My Thrifted $50 Marvin Gaye Triptych Has Seen Better Days, But it Still Moves Me
Twenty stories of objects and areas in people’s homes that nourish their souls more than their social feeds. Read them all here throughout August.
It was 2006. I’d just graduated college and snagged an entry level copy writer position at a small architecture firm that specialized in monochromatic school design. It was the only gig available to a poli sci/creative writing major, and honestly, I didn’t care how boring the work was bound to be. For the first time, I was going to have a little money in my pocket. Money for a decent apartment, without a roommate whose decorating tastes vacillated between tie-dye papasan and stolen street signs (think Peace Street and Stoner Avenue). Money enough to splurge for the shiny black faux leather Chesterfield sofa, but not the large-scale “Rage, Flower Thrower” Banksy canvas I’d imagined hanging above it.
Instead, I bought a Marvin Gaye triptych for fifty bucks on eBay as a congratulatory gift to myself. When I expanded the grainy thumbnail, I remember thinking, Now, this is my style—an aesthetic I’d describe as “IKEA Mad Man Meets Underground Hip Hop and Stainless Steel.” Originally, the piece reminded me that even muted tones can be transformed with a little tension and flair. That might sound corny now, but at the time, it was a pretty potent metaphor for all the copy I was writing about sustainable chalkboard paint.

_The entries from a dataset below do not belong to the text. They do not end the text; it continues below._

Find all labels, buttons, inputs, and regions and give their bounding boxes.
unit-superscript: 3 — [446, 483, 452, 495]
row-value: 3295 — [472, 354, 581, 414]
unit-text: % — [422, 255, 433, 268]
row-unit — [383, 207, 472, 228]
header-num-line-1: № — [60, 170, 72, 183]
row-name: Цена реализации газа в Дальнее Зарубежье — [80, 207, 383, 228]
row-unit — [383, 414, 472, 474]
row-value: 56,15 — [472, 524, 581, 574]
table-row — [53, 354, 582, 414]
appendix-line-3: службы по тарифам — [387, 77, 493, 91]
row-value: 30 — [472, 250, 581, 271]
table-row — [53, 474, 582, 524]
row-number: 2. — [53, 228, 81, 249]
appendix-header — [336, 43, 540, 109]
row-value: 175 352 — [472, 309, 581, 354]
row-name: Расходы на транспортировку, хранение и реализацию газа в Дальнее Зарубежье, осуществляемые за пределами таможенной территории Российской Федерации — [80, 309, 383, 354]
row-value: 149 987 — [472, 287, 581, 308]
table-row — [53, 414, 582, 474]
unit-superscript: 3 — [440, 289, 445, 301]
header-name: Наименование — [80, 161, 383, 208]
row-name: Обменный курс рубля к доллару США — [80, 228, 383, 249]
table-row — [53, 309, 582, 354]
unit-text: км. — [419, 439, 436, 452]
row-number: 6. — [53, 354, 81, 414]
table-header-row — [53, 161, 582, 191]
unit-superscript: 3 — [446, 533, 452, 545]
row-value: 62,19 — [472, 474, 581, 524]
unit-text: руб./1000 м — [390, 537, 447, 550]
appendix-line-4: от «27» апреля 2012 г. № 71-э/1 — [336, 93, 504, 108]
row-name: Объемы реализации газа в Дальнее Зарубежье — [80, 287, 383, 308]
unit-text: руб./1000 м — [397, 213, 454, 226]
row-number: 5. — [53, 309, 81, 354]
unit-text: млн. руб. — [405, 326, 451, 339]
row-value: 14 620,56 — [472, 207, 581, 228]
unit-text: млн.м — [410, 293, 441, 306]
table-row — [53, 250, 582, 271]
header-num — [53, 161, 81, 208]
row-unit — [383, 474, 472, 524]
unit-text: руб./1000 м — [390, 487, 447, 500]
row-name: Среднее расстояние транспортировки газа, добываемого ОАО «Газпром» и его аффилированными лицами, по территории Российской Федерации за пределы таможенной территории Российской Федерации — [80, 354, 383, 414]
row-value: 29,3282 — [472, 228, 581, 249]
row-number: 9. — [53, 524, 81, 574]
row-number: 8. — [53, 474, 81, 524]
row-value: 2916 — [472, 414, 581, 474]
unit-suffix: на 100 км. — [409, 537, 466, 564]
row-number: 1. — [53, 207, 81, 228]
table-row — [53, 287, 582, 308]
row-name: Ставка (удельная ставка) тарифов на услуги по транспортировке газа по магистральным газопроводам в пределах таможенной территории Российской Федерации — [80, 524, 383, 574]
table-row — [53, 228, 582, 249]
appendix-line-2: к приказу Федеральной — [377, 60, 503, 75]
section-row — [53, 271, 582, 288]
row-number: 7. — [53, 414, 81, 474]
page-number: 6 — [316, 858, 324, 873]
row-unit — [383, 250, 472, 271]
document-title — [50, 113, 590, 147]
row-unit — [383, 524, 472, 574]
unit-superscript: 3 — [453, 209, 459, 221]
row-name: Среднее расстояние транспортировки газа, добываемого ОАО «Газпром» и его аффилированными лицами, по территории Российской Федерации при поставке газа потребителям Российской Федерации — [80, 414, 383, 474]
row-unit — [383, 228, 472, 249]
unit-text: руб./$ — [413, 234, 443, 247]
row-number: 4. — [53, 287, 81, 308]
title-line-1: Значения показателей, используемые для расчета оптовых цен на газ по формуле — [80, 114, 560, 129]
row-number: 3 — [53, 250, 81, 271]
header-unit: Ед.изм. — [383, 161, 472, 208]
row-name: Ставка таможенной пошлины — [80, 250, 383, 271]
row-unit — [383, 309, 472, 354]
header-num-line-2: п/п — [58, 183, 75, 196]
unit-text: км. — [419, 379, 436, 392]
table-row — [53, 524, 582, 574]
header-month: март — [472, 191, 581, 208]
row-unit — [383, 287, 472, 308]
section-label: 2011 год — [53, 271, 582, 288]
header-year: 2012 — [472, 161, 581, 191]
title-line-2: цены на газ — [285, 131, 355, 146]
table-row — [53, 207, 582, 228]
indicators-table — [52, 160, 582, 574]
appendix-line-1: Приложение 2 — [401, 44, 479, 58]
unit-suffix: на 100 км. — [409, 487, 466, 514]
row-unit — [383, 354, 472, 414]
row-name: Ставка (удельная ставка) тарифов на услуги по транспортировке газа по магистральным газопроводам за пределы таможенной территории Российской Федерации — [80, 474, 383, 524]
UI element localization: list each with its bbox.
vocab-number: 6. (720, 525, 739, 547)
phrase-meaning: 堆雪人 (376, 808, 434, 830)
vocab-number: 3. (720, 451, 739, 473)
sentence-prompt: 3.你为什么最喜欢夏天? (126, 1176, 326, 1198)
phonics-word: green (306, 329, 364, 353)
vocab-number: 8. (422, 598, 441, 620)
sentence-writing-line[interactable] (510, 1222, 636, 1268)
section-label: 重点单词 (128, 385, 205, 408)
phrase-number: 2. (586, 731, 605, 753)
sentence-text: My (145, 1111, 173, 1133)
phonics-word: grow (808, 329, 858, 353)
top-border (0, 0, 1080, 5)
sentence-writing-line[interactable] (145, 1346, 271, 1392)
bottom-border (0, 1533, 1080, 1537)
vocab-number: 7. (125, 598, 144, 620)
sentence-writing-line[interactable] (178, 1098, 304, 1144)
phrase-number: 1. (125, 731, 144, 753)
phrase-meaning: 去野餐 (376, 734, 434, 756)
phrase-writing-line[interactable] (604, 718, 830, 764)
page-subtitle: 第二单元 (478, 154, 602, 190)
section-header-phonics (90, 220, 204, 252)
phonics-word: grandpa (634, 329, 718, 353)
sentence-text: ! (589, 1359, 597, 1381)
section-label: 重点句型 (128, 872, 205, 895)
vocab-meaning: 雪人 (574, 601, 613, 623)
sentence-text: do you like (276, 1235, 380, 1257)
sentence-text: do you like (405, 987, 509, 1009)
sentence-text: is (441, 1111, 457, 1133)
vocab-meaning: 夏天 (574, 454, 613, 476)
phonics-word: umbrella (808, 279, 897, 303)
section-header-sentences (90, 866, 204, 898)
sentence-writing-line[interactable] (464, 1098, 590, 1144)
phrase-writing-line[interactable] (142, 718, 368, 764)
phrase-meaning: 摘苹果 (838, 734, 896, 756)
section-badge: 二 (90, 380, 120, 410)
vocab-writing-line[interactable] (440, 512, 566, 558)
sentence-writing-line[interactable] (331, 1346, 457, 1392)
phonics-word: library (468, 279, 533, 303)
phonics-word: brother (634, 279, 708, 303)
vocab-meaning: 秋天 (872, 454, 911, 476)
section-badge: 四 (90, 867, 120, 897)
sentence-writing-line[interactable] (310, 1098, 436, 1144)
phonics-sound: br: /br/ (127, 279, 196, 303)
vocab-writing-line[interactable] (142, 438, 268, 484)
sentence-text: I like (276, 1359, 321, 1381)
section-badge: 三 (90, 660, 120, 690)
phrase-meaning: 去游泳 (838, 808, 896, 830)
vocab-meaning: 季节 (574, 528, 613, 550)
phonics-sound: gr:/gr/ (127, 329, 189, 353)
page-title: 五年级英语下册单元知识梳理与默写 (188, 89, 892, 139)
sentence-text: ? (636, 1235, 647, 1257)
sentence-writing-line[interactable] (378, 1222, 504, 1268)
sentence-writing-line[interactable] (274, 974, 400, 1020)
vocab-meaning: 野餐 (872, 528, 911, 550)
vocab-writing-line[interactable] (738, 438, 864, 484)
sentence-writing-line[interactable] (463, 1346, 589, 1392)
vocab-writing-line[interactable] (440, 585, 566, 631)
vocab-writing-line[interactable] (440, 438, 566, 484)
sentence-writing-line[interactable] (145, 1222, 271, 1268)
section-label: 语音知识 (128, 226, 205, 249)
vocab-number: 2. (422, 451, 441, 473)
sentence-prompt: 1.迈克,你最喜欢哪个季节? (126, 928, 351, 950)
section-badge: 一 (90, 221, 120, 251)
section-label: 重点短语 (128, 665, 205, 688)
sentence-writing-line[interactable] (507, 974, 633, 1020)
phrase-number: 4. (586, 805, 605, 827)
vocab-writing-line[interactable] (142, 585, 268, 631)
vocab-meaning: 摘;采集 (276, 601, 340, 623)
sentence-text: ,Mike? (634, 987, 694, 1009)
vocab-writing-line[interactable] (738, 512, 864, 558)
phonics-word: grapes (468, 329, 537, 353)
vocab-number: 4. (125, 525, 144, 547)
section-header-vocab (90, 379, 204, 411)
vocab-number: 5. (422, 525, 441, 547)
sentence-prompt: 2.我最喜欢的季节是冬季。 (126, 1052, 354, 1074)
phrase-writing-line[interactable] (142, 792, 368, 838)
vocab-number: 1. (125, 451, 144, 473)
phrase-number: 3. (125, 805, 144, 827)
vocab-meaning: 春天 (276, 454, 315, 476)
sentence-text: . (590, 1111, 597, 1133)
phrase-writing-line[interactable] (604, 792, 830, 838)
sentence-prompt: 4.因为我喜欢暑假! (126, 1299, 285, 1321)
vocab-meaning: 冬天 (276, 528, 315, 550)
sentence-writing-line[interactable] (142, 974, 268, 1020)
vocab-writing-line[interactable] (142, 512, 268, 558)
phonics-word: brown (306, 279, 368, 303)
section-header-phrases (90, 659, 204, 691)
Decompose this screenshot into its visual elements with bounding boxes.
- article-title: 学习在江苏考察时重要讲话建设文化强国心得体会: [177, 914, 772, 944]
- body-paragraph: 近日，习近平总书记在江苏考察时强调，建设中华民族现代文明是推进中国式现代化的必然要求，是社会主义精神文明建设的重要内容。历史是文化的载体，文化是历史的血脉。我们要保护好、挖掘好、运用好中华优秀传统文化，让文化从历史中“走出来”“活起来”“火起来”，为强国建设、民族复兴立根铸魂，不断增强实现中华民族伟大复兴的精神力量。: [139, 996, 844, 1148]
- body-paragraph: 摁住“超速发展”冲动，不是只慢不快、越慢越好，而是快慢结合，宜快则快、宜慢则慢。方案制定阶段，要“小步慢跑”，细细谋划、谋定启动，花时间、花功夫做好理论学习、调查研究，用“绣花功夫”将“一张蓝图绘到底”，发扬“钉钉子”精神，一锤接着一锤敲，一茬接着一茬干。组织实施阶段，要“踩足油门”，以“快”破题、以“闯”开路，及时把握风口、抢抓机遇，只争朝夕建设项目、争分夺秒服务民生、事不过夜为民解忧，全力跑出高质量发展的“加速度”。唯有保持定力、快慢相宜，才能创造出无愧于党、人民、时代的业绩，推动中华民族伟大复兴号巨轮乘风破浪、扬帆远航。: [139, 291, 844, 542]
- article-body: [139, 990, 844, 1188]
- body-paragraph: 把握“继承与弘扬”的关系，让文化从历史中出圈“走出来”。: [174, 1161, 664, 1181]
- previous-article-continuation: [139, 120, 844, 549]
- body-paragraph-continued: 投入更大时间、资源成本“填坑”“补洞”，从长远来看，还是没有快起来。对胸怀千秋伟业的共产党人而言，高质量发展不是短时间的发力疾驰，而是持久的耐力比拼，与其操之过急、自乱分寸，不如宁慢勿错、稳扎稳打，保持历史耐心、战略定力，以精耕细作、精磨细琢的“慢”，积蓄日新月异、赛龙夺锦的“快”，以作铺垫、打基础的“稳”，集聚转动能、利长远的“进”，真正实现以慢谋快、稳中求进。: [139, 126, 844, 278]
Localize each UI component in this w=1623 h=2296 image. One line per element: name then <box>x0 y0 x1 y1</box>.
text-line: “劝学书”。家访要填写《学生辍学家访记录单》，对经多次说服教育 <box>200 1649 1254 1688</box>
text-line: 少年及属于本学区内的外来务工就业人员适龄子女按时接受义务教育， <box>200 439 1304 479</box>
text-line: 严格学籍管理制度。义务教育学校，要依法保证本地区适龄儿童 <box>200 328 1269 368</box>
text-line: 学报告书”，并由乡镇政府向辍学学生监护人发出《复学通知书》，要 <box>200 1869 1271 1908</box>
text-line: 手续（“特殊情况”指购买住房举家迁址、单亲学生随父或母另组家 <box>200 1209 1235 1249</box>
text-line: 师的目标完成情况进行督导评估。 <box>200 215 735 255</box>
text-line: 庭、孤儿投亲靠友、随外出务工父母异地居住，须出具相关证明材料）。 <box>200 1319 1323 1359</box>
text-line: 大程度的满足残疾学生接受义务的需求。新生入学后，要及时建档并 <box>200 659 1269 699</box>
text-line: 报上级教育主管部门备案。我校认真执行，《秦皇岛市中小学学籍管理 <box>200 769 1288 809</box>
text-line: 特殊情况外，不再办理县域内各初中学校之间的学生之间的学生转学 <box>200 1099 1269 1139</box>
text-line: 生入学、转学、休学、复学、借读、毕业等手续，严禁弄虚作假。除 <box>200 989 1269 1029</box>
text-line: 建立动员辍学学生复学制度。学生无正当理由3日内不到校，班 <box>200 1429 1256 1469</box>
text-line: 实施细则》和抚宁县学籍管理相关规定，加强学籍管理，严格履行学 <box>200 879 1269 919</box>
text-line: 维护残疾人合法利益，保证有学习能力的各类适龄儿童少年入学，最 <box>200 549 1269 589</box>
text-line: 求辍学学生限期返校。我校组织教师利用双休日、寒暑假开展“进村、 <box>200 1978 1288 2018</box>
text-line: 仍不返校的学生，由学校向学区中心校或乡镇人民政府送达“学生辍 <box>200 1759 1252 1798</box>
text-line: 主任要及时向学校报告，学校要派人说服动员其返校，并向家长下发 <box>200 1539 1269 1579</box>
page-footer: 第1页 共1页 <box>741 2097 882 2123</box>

Each panel feels like a window into the iconic soul singer’s hyphenation, and my own dispositions. There’s “Got to Give it Up” Neighborhood Marvin: full beard, playful beanie and plain tee, posing for a Polaroid at the block party. Dead center, he’s suited and booted on stage, spot lit, singing “I Want You” to you and only you. And then there’s “Trouble Man,” “What’s Going On?” Marvin. Leaned back, fingers interlaced behind his head, shrouded in danger, contemplating war and poverty, a country unraveling.
Faded black, white, and taupe spray paint stenciled onto cheap press particle board. Slightly chipped and smudged from nearly fifteen years of transport, the piece has seen better days. Though, as it happens, my rookie design purchase taught me to value household items that affirm life choices, over provenance and universal appeal.
Over the years, I’ve used this instinct to decorate various spaces with relatively inexpensive items. Like this $89 electric orange metal “Do the Right Thing” piece from Chungkong’s “Minimal Movie Posters” series. Or a lesser known Kehinde Wiley print I had framed at Michael’s to commemorate the cover of my second book, “Silencer.” Both evoke smiles, but the triptych brings me actual joy: Imperative! Ever-shifting.
Today, it resides in a rambling bungalow in Memphis, Tennessee, where I live the life of a socially engaged poet and professor of creative writing. Next month, me, my love and our two dopey dogs will move across town for larger, nicer digs. Now, when I pass Marvin’s soft eyes and full cheeks, amid half-packed boxes of books and LPs—during a pandemic and period of social unrest that is both welcomed and anxiety-inducing—I’m reminded of Gaye’s palpable longing for change. His gentle but powerful vibrato, insisting.